Take the lid off and check for consistency. Add more water if needed, continuing to cook with the lid off, stirring frequently. My porridge took about 45 minutes from start to finish, so another 20 minutes after the rice had softened.
When the rice has cooked down to a thick porridge like consistency, add the butter, cheese, and seasoning ingredients. Stir, taste, check seasonings, then serve accompanied by ezay (see next recipe).
Recipe for ezay – Bhutanese salsa
Serves 4-6 as an accompaniment
My own version of this dish after reading several recipes. I’ve substantially reduced the chilli to take account of our low western chilli heat threshold and have substituted cherry tomatoes for the hard to obtain Himalayan tree tomatilloes and feta for yak’s milk cheese.
Ingredients
Small bunch of coriander, washed, dried and coarsely chopped
6 spring onions, cleaned and coarsely chopped
2 red chilli peppers, medium heat, halved, deseeded and finely sliced
about 10 cherry tomatoes
juice of a lime
salt and freshly ground black pepper (or toasted and ground szechuan pepper if you can get hold of it)
100g feta cheese, crumbled
Combine all the ingredients except the feta in a bowl. Stir to mix and set aside in the fridge for half an hour to let the flavours combine. Sprinkle over the crumbled feta cheese when you’re ready to serve.

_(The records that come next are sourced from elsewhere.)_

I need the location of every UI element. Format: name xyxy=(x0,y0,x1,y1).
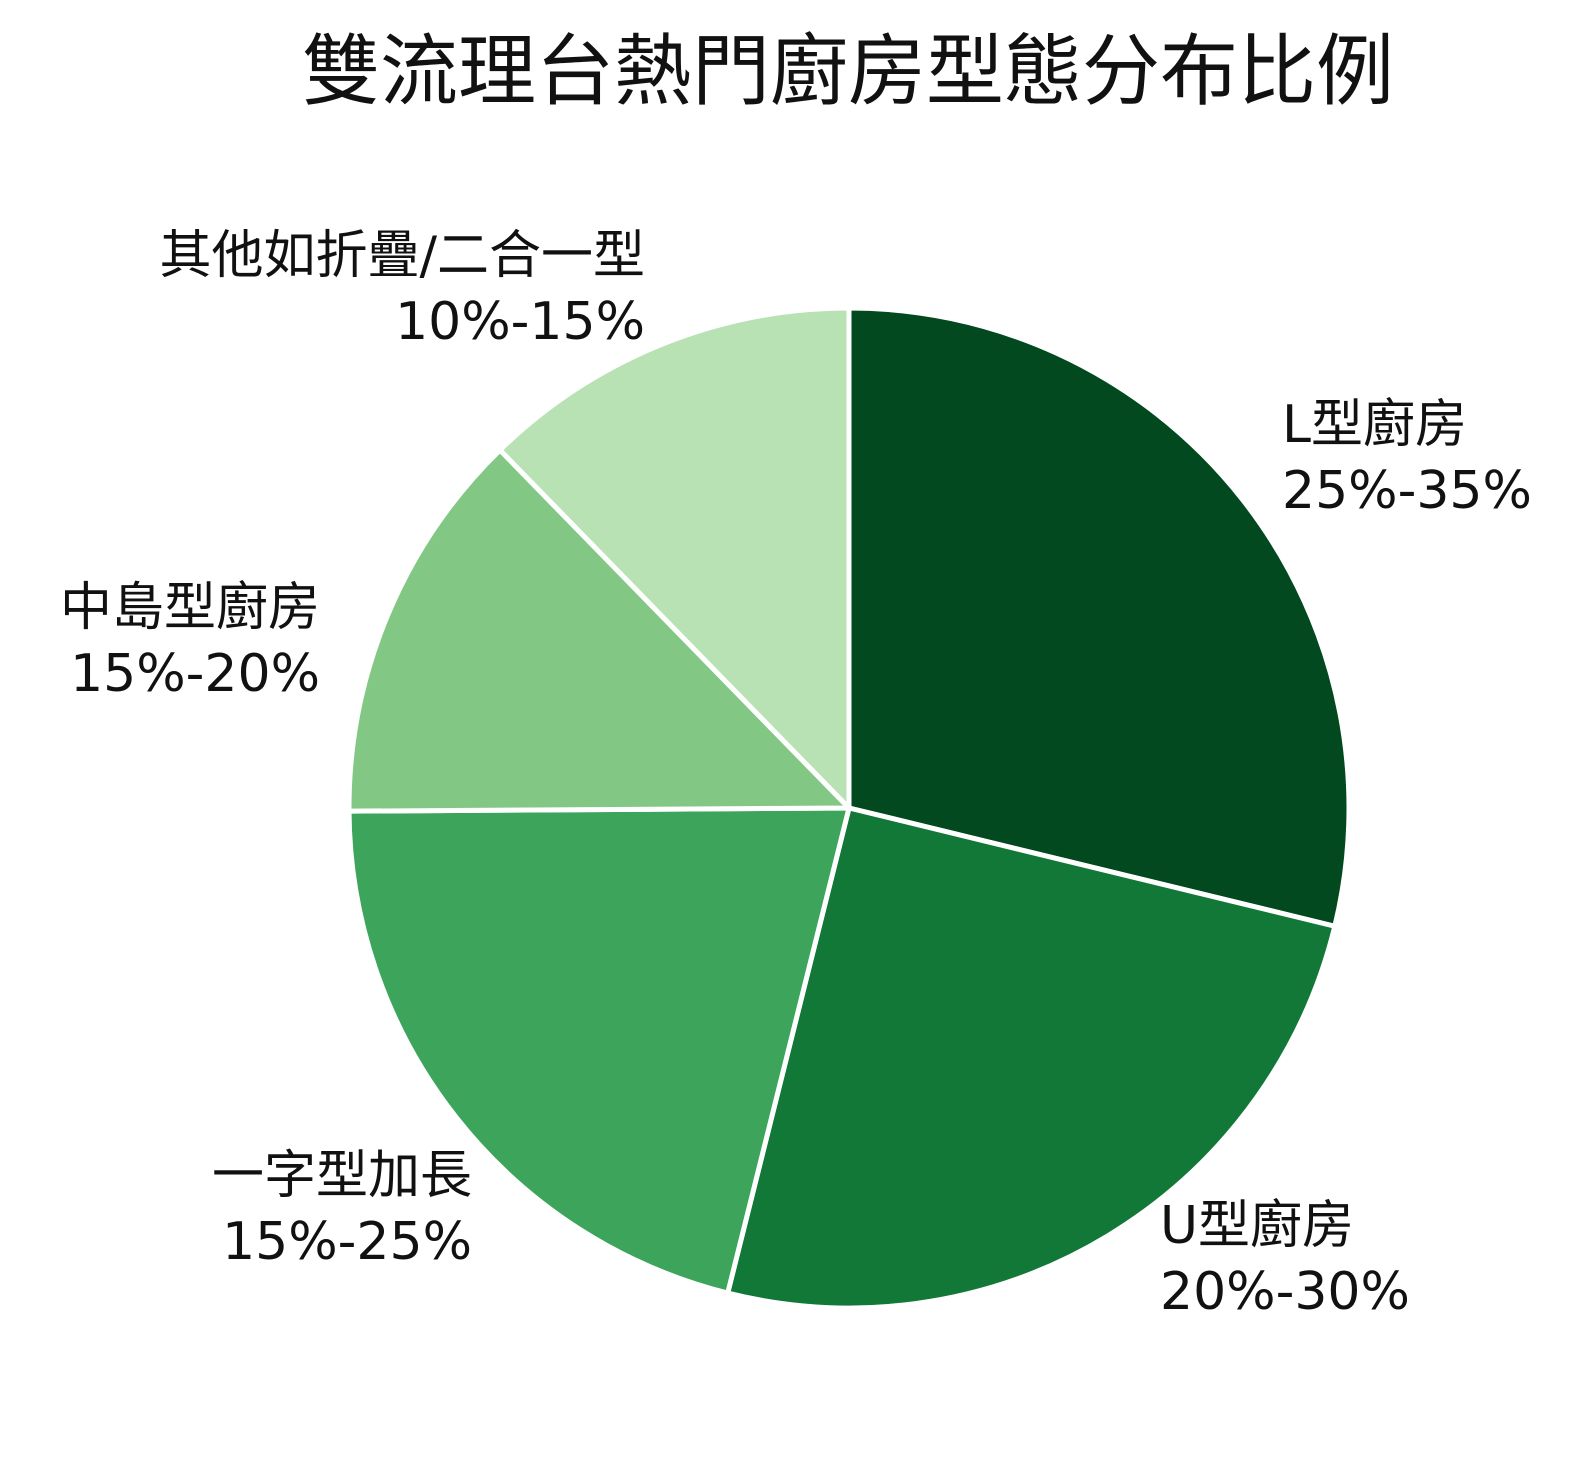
chart-title: 雙流理台熱門廚房型態分布比例 xyxy=(302,27,1394,117)
slice-label: U型廚房 xyxy=(1160,1196,1354,1256)
pie-slices xyxy=(346,305,1352,1311)
pie-slice xyxy=(346,805,852,1296)
slice-range-label: 10%-15% xyxy=(395,292,645,352)
pie-slice xyxy=(725,805,1338,1311)
slice-label: L型廚房 xyxy=(1282,395,1467,455)
pie-slice xyxy=(346,447,852,814)
slice-label: 一字型加長 xyxy=(212,1146,472,1206)
pie-slice xyxy=(497,305,852,811)
slice-range-label: 20%-30% xyxy=(1160,1262,1410,1322)
slice-labels: L型廚房25%-35%U型廚房20%-30%一字型加長15%-25%中島型廚房1… xyxy=(60,226,1532,1322)
pie-slice xyxy=(846,305,1352,929)
slice-range-label: 15%-25% xyxy=(222,1212,472,1272)
slice-range-label: 25%-35% xyxy=(1282,461,1532,521)
slice-range-label: 15%-20% xyxy=(70,644,320,704)
slice-label: 其他如折疊/二合一型 xyxy=(159,226,645,286)
slice-label: 中島型廚房 xyxy=(60,578,320,638)
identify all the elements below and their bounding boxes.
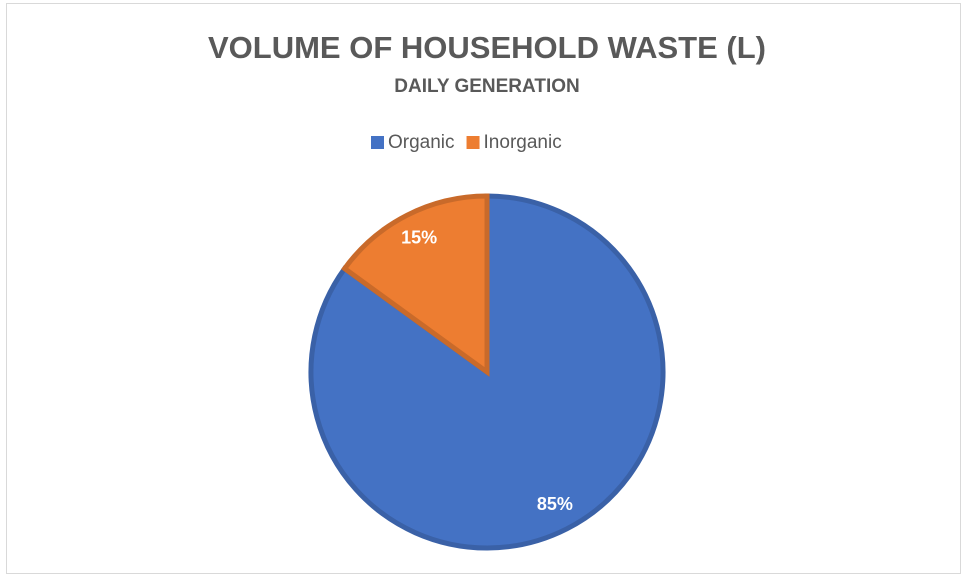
legend-swatch [371, 136, 384, 149]
legend: Organic Inorganic [371, 132, 562, 153]
chart-subtitle: DAILY GENERATION [394, 76, 579, 97]
pie-slice [308, 193, 666, 551]
legend-label: Inorganic [484, 132, 562, 153]
data-label: 15% [401, 227, 437, 247]
pie-slice [341, 193, 490, 377]
legend-swatch [466, 136, 480, 149]
data-label: 85% [537, 494, 573, 514]
chart-title: VOLUME OF HOUSEHOLD WASTE (L) [208, 30, 766, 65]
legend-label: Organic [388, 132, 455, 153]
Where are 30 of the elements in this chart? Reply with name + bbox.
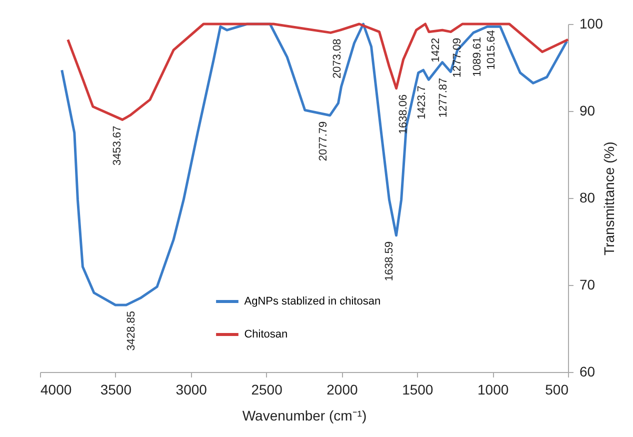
x-tick-label: 1000 (477, 382, 509, 398)
y-axis-title: Transmittance (%) (600, 142, 617, 256)
annotation: 2077.79 (317, 121, 330, 162)
annotation: 3428.85 (125, 311, 138, 351)
annotation: 1277.09 (452, 38, 464, 78)
y-tick-label: 90 (580, 102, 596, 118)
x-tick-label: 4000 (40, 382, 72, 398)
legend-label: AgNPs stablized in chitosan (244, 295, 381, 308)
x-tick-label: 2500 (251, 382, 283, 398)
annotation: 1638.06 (397, 94, 410, 134)
y-tick-label: 80 (580, 190, 596, 206)
annotation: 1277.87 (438, 78, 450, 118)
annotation: 1015.64 (486, 30, 498, 70)
x-tick-label: 2000 (326, 382, 358, 398)
y-tick-label: 60 (580, 364, 596, 380)
y-tick-label: 100 (580, 16, 604, 32)
y-tick-label: 70 (580, 276, 596, 292)
annotation: 1423.7 (416, 86, 428, 120)
annotation: 2073.08 (331, 38, 344, 78)
x-tick-label: 1500 (402, 382, 434, 398)
legend-label: Chitosan (244, 328, 288, 340)
annotation: 1089.61 (472, 36, 484, 77)
x-axis-title: Wavenumber (cm⁻¹) (242, 408, 367, 424)
x-tick-label: 3000 (176, 382, 208, 398)
x-tick-label: 3500 (100, 382, 132, 398)
x-tick-label: 500 (545, 382, 569, 398)
line-series (60, 22, 568, 306)
annotation: 1638.59 (383, 241, 396, 282)
annotation: 1422 (430, 38, 442, 62)
annotation: 3453.67 (111, 126, 124, 166)
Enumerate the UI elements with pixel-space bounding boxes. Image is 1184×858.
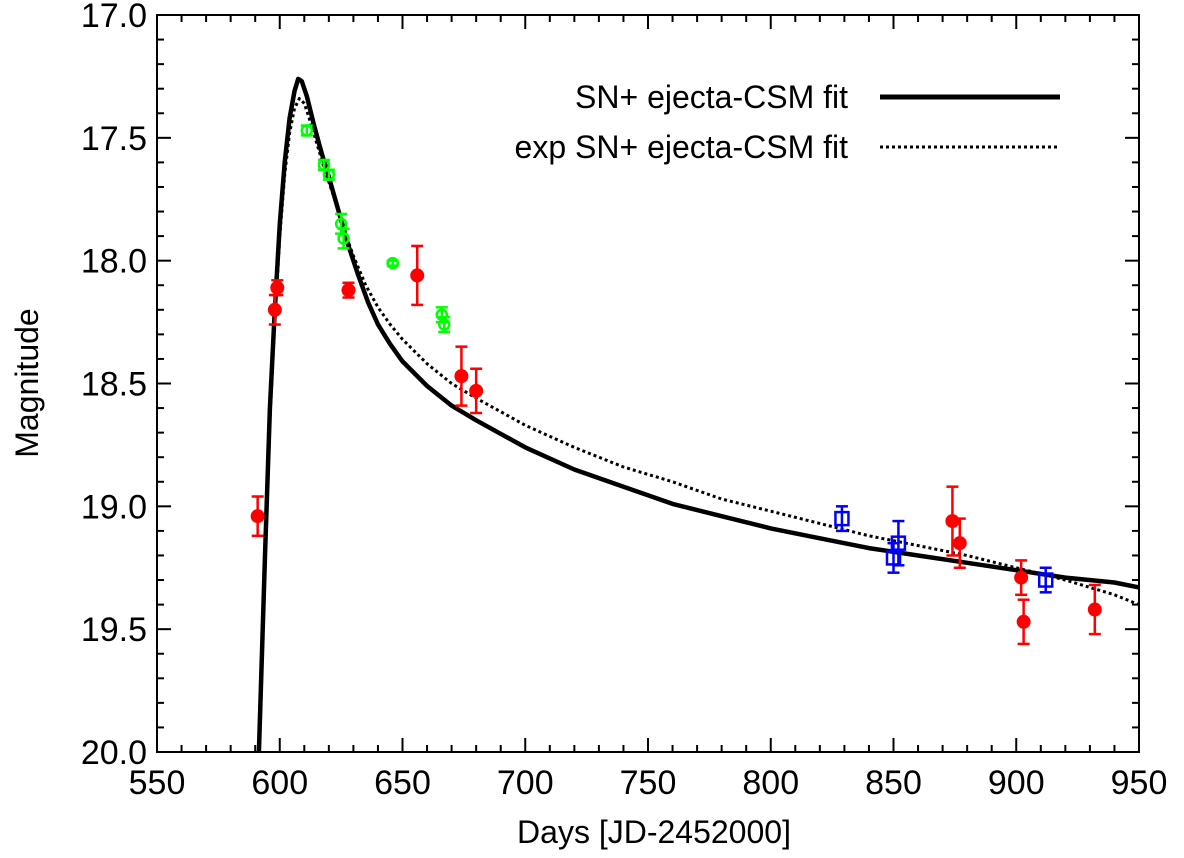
marker-open-circle: [337, 232, 350, 245]
marker-open-circle: [322, 168, 336, 181]
data-point: [1016, 598, 1031, 646]
data-point: [410, 244, 425, 307]
marker-filled-circle: [1087, 602, 1102, 617]
y-tick-label: 19.0: [81, 488, 147, 526]
data-point: [341, 281, 356, 299]
data-point: [270, 279, 285, 297]
data-point: [337, 227, 350, 250]
x-axis-title: Days [JD-2452000]: [517, 814, 791, 850]
data-point: [1087, 583, 1102, 636]
marker-open-square: [834, 510, 850, 527]
x-tick-label: 550: [129, 764, 186, 802]
data-point: [317, 158, 331, 172]
data-point: [300, 124, 314, 137]
y-tick-label: 19.5: [81, 611, 147, 649]
marker-filled-circle: [270, 280, 285, 295]
y-tick-label: 18.5: [81, 366, 147, 404]
data-points: [250, 124, 1102, 646]
data-point: [469, 367, 484, 415]
data-point: [834, 505, 850, 533]
marker-filled-circle: [410, 268, 425, 283]
marker-open-circle: [437, 318, 451, 331]
marker-open-square: [890, 535, 907, 551]
marker-filled-circle: [341, 283, 356, 298]
data-point: [322, 168, 336, 181]
x-tick-label: 850: [865, 764, 922, 802]
y-tick-label: 17.0: [81, 0, 147, 35]
marker-filled-circle: [267, 302, 282, 317]
data-point: [952, 517, 967, 569]
legend-label-solid-fit: SN+ ejecta-CSM fit: [575, 79, 848, 115]
y-axis-title: Magnitude: [9, 308, 45, 457]
x-tick-label: 750: [620, 764, 677, 802]
marker-filled-circle: [1014, 570, 1029, 585]
marker-open-circle: [386, 256, 399, 270]
data-point: [454, 345, 469, 407]
x-tick-label: 900: [988, 764, 1045, 802]
marker-open-square: [1037, 572, 1054, 588]
x-tick-label: 800: [742, 764, 799, 802]
marker-filled-circle: [1016, 614, 1031, 629]
data-point: [890, 519, 907, 567]
data-point: [1037, 566, 1054, 594]
fit-curve-dotted: [257, 97, 1140, 753]
marker-filled-circle: [250, 509, 265, 524]
data-point: [1014, 559, 1029, 597]
x-tick-label: 700: [497, 764, 554, 802]
marker-filled-circle: [952, 536, 967, 551]
axis-ticks: [156, 14, 1140, 753]
legend: SN+ ejecta-CSM fit exp SN+ ejecta-CSM fi…: [515, 79, 1060, 165]
fit-curve-solid: [256, 76, 1140, 753]
fit-curves: [256, 76, 1140, 753]
data-point: [386, 256, 399, 270]
legend-label-dotted-fit: exp SN+ ejecta-CSM fit: [515, 129, 849, 165]
marker-filled-circle: [945, 514, 960, 529]
y-tick-label: 20.0: [81, 734, 147, 772]
marker-filled-circle: [454, 369, 469, 384]
y-tick-label: 17.5: [81, 120, 147, 158]
axis-tick-labels: 550 600 650 700 750 800 850 900 950 17.0 17.5 18.0 1…: [81, 0, 1168, 802]
x-tick-label: 950: [1111, 764, 1168, 802]
data-point: [250, 495, 265, 538]
x-tick-label: 600: [251, 764, 308, 802]
y-tick-label: 18.0: [81, 243, 147, 281]
data-point: [437, 315, 451, 334]
marker-filled-circle: [469, 383, 484, 398]
marker-open-circle: [300, 124, 314, 137]
x-tick-label: 650: [374, 764, 431, 802]
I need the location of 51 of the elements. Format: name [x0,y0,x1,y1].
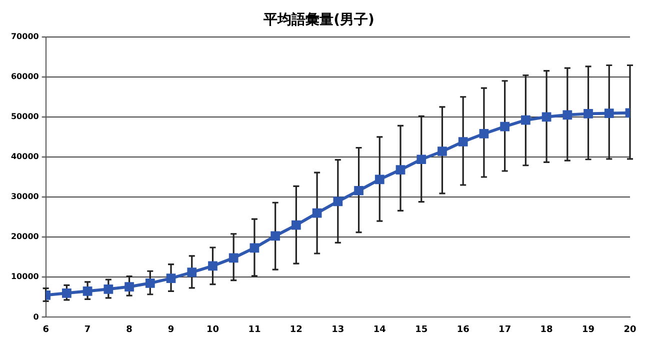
point [270,231,280,241]
x-tick-label: 18 [540,324,553,335]
point [438,146,447,156]
point [228,253,238,263]
point [187,268,197,278]
point [500,122,510,132]
point [479,129,489,138]
point [521,115,530,125]
x-tick-label: 8 [126,324,132,335]
x-tick-label: 12 [290,324,302,335]
y-tick-label: 40000 [10,152,40,162]
x-tick-label: 15 [415,324,428,335]
point [374,174,384,184]
y-tick-label: 20000 [10,232,40,242]
point [416,154,426,164]
x-tick-label: 9 [168,324,174,335]
x-tick-label: 13 [332,324,344,335]
point [458,137,468,146]
y-tick-label: 30000 [10,192,40,202]
y-tick-label: 50000 [10,112,40,121]
x-tick-label: 10 [206,324,220,335]
x-tick-label: 7 [84,324,91,335]
x-tick-label: 14 [373,324,386,335]
point [166,274,176,284]
x-tick-label: 16 [456,324,470,335]
point [604,108,614,118]
point [124,282,134,292]
x-tick-label: 20 [624,324,636,335]
y-tick-label: 10000 [10,272,40,282]
point [333,196,343,206]
chart-title: 平均語彙量(男子) [262,11,374,28]
x-tick-label: 17 [498,324,512,335]
point [292,220,301,230]
y-tick-label: 0 [33,312,40,322]
point [396,165,406,174]
point [208,261,218,271]
y-tick-label: 70000 [10,32,40,41]
point [104,284,114,294]
point [82,286,92,296]
point [354,186,364,196]
point [542,112,552,122]
point [250,243,260,253]
point [584,109,593,118]
point [62,288,72,298]
point [312,208,322,218]
x-tick-label: 6 [42,324,49,335]
x-tick-label: 19 [582,324,595,335]
point [145,278,155,288]
x-tick-label: 11 [248,324,261,335]
y-tick-label: 60000 [10,72,40,81]
point [562,110,572,120]
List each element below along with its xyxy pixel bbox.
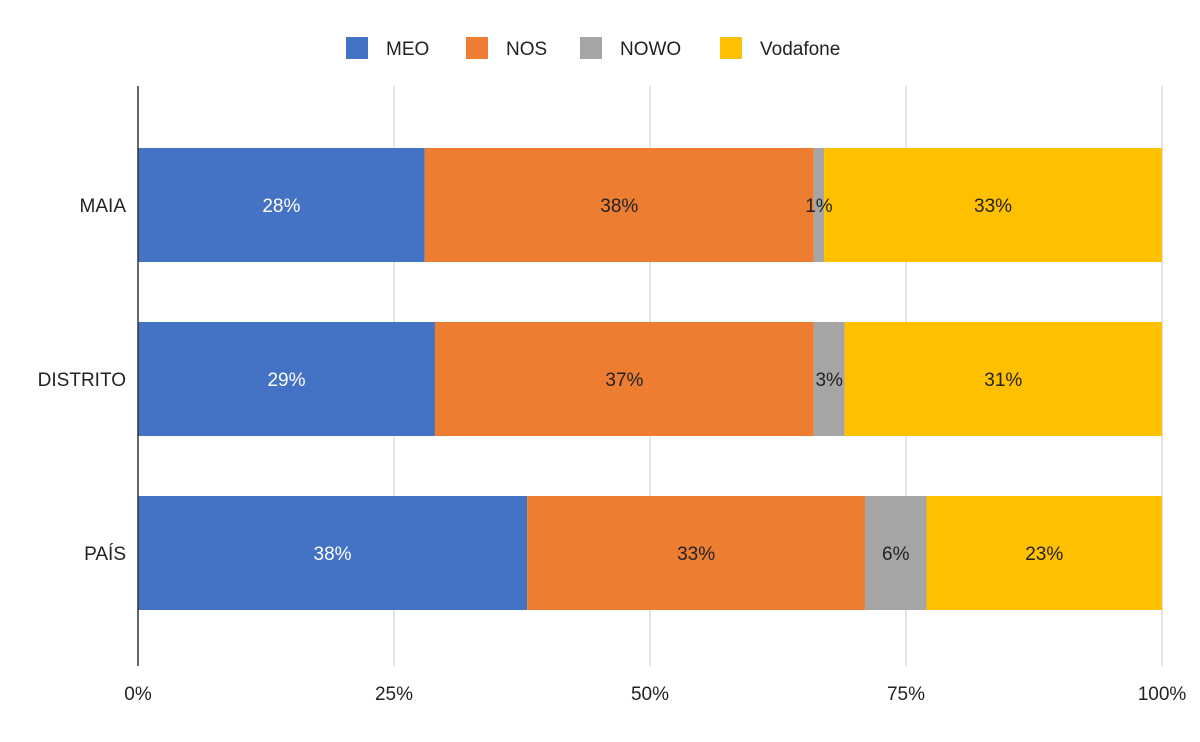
bar-pais-meo	[138, 496, 528, 610]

Recipe for rosewater lassi
Again, my own recipe after experimenting a little with proportions. I think you need a liquidiser with a chunky motor rather than a food processor to cope with crushing the ice and getting a good froth on the lassi.
Serves 4
Ingredients
1 450g tub thick plain wholemilk yoghurt (I used a “Greek style” variety which worked well – a true Greek yoghurt might have been too thick here)
1 teaspoon pure rosewater (from Asian shops or larger supermarkets)
4 tbsp icing sugar
1 generous cup of ice cubes (approx same volume as the yoghurt pot)
approx 200 ml cold water
a few fragrant rose petals to garnish
Put all the ingredients except the rose petals into the goblet of your scrupulously clean liquidiser and, with a firm hand over the lid in case the ice cubes are a bit rough, whizz for about 20 seconds or until the ice cubes are broken down and the mixture is frothy. Taste and add a little more sugar or rosewater if you like, whizz again, then pour into tall chilled glasses. Scatter over the rose petals and serve.